Como é o “bom” no final
Após um rollout disciplinado, eis o que você deve ver nos gráficos:
- Principais rotas de busca e navegação movidas de POST para QUERY (ou em dupla exposição), com taxas de acerto na borda entre 20–40% e CPU na origem para caminhos de leitura reduzida em 10–25%.
- p95 em listas/buscas reduzido em 30–80 ms para usuários globais; picos de cauda reduzidos durante surtos de tráfego.
- Alertas mais limpos: menos falsos positivos no WAF; páginas de incidente que conseguem isolar rapidamente regressões específicas de QUERY.
- Adoção de SDK: 80%+ dos serviços internos e agents usando o cliente canônico, com payloads amigáveis a cache.

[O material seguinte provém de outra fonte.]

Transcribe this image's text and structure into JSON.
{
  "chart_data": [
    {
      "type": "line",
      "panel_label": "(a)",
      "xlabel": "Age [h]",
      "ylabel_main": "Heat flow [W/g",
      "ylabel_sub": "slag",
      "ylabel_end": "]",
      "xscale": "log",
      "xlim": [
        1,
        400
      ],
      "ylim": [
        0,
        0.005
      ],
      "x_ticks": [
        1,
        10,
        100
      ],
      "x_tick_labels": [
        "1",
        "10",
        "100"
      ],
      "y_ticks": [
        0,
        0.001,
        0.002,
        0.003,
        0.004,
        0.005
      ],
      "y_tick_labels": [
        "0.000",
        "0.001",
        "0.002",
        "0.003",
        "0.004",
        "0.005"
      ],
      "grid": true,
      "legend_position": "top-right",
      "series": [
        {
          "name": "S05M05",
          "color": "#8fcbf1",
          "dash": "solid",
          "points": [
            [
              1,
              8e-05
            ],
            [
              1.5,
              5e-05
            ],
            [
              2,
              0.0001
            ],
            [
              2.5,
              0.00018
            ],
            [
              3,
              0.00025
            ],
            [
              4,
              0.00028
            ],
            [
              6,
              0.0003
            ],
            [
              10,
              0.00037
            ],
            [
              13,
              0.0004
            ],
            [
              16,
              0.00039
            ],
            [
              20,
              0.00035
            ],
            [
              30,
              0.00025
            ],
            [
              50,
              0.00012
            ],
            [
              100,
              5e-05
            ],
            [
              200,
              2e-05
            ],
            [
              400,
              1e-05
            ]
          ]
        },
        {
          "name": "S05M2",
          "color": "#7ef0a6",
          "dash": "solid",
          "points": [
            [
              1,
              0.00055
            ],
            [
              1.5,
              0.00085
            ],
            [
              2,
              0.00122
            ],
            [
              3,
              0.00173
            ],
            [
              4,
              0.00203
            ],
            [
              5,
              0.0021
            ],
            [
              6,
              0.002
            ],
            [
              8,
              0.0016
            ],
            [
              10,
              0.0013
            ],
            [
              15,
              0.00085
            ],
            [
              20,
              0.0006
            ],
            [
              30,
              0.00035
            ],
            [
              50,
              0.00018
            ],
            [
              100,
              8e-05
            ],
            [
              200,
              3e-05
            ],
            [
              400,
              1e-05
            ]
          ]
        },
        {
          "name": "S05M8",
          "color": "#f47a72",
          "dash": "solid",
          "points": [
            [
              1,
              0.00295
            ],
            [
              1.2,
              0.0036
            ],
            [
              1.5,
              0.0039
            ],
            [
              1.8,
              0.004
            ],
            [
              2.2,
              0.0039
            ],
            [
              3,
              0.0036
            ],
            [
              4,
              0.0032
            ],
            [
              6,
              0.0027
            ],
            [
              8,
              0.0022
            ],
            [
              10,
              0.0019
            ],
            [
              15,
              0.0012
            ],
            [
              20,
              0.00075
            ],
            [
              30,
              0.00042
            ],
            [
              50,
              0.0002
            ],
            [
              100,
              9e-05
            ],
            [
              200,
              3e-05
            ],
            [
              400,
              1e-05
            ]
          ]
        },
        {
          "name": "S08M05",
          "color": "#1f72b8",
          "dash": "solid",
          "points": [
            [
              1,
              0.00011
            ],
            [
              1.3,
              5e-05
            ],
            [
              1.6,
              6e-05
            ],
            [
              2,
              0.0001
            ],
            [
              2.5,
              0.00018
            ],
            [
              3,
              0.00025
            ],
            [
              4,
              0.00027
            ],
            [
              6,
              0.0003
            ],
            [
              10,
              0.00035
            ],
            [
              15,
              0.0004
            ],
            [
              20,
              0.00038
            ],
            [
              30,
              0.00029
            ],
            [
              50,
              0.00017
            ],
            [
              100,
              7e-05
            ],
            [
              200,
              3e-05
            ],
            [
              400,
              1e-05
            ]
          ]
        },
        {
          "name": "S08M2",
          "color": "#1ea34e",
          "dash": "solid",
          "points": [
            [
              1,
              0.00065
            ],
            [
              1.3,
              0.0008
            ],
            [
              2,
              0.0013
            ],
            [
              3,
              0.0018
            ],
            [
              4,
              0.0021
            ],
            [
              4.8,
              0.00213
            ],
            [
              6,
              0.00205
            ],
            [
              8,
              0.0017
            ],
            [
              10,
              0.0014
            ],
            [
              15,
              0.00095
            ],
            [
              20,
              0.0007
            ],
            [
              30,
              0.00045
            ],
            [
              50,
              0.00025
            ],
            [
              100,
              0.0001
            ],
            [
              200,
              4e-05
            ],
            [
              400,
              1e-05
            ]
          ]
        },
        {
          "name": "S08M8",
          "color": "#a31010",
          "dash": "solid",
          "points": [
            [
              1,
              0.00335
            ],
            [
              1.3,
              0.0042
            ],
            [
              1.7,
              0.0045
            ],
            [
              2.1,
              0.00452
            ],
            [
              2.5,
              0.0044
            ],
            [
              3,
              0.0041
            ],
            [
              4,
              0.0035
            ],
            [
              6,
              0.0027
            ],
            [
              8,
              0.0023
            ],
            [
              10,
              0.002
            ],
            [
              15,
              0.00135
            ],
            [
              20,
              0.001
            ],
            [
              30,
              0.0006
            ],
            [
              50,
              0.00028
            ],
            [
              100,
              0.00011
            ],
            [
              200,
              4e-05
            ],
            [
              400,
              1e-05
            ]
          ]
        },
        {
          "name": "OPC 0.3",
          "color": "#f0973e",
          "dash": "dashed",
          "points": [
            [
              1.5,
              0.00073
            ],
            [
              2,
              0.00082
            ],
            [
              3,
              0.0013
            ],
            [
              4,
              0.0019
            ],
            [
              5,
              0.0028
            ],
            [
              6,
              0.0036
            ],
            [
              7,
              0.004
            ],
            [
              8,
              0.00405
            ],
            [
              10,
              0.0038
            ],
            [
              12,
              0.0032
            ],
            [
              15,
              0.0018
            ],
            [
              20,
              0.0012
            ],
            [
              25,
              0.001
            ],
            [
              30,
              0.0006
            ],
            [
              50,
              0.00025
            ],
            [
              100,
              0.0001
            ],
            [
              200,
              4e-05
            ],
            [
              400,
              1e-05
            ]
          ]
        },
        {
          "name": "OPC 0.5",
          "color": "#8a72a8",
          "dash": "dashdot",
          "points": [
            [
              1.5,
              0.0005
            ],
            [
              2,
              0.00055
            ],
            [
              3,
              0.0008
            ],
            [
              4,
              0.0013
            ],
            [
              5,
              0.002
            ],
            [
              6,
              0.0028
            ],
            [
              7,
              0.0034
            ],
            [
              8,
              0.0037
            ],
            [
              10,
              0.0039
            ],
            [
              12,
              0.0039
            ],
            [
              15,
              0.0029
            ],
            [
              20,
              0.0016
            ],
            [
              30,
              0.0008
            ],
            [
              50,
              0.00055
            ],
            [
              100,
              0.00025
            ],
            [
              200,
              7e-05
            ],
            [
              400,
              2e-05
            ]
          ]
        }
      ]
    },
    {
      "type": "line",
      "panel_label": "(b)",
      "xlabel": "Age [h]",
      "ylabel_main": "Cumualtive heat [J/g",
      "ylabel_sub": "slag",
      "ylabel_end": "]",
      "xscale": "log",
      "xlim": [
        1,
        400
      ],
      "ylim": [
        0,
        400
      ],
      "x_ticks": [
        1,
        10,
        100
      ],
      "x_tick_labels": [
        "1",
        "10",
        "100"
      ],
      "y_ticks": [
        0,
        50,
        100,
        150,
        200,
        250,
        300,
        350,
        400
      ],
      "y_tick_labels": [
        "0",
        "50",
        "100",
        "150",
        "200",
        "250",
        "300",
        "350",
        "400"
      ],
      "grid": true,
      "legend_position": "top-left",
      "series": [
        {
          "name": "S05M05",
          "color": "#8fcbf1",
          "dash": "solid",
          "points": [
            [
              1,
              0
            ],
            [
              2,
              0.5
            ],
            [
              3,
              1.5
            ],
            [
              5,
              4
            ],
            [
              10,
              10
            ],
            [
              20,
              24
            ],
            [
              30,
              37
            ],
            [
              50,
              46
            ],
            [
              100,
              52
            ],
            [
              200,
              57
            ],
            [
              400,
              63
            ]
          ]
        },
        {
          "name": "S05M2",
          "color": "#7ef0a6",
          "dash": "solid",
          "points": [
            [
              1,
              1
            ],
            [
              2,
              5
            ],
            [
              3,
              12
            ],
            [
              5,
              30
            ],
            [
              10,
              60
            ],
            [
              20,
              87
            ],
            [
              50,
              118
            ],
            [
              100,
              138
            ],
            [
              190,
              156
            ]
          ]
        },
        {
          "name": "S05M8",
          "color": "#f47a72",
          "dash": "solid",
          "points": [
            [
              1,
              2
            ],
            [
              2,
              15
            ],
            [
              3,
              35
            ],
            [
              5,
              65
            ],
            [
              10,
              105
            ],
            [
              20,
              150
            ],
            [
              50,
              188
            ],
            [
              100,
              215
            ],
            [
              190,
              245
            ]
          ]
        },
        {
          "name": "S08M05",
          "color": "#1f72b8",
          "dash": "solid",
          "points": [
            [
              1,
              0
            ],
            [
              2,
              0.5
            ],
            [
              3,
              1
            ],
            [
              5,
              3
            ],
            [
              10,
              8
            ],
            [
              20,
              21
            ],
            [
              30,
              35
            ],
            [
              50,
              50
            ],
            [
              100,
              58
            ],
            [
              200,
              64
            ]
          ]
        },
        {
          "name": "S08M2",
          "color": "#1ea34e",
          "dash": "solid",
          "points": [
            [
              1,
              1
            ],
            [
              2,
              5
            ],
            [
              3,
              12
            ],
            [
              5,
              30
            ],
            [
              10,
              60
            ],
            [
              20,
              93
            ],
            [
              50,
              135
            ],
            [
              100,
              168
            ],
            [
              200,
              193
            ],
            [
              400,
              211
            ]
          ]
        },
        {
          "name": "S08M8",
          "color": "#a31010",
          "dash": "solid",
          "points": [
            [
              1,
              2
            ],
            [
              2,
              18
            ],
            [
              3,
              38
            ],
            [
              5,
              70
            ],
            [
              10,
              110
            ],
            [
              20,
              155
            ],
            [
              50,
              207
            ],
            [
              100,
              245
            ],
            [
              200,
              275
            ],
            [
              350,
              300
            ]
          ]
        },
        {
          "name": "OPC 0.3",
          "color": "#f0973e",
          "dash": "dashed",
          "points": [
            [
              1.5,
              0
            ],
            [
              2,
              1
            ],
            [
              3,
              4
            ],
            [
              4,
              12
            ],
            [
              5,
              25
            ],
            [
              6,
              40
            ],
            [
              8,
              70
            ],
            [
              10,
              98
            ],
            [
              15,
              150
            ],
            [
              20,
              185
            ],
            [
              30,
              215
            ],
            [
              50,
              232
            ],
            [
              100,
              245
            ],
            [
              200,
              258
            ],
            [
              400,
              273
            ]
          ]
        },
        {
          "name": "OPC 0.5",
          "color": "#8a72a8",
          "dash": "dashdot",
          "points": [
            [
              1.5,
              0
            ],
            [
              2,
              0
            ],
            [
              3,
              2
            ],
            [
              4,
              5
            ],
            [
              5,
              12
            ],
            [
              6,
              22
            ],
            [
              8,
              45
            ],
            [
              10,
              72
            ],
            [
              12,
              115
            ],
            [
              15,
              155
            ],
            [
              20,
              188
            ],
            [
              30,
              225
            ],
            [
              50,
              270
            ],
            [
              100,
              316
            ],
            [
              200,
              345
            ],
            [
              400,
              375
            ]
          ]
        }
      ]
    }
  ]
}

Onde equipes nearshore entram
Este é um projeto perfeito para um pod nearshore focado: networking, gateways, lógica de borda, ergonomia de SDK e ajustes de observabilidade. É transversal e requer sobreposição de horário comercial com times nos EUA para mexer com segurança na configuração da borda (planejamos cerca de 6–8 horas de overlap). O trabalho não é glamouroso, mas se paga via economia de infra e um modelo mental mais simples para todos que constroem sobre sua API.
Recomendação
Se seu produto hoje tem tráfego de leitura relevante em POST‑com‑corpo, pilote QUERY neste trimestre. Comece servidor‑a‑servidor, mantenha fallbacks em POST no navegador até sua história de CORS estar limpa e exija canonicalização desde o dia zero. Use regras de cache explícitas, monitore seu espaço de chaves e torne os ganhos visíveis para finanças e produto. Se suas leituras são majoritariamente personalizadas ou próximas de escrita, você pode esperar — apenas pare de adicionar novos endpoints POST‑como‑GET. Desenhe-os como QUERY agora, mesmo que exponha POST temporariamente por compatibilidade.
Principais lições
- QUERY oferece semântica tipo GET com corpo de requisição — perfeito para leituras complexas sem hacks de URL.
- Ganhos reais: 20–40% de taxa de acerto de cache nos endpoints certos, 10–25% de offload na origem e ganhos de 30–80 ms no p95.
- Partes difíceis: middleboxes, lacunas em OpenAPI/SDK, preflight de CORS e disciplina de chaves de cache.
- Adote em fases: valide o método com um canário, faça rota dupla nos principais endpoints, comece por S2S e depois expanda para navegadores.
- Não espere o ecossistema ficar perfeito — apenas mantenha fallbacks em POST e publique regras de canonicalização.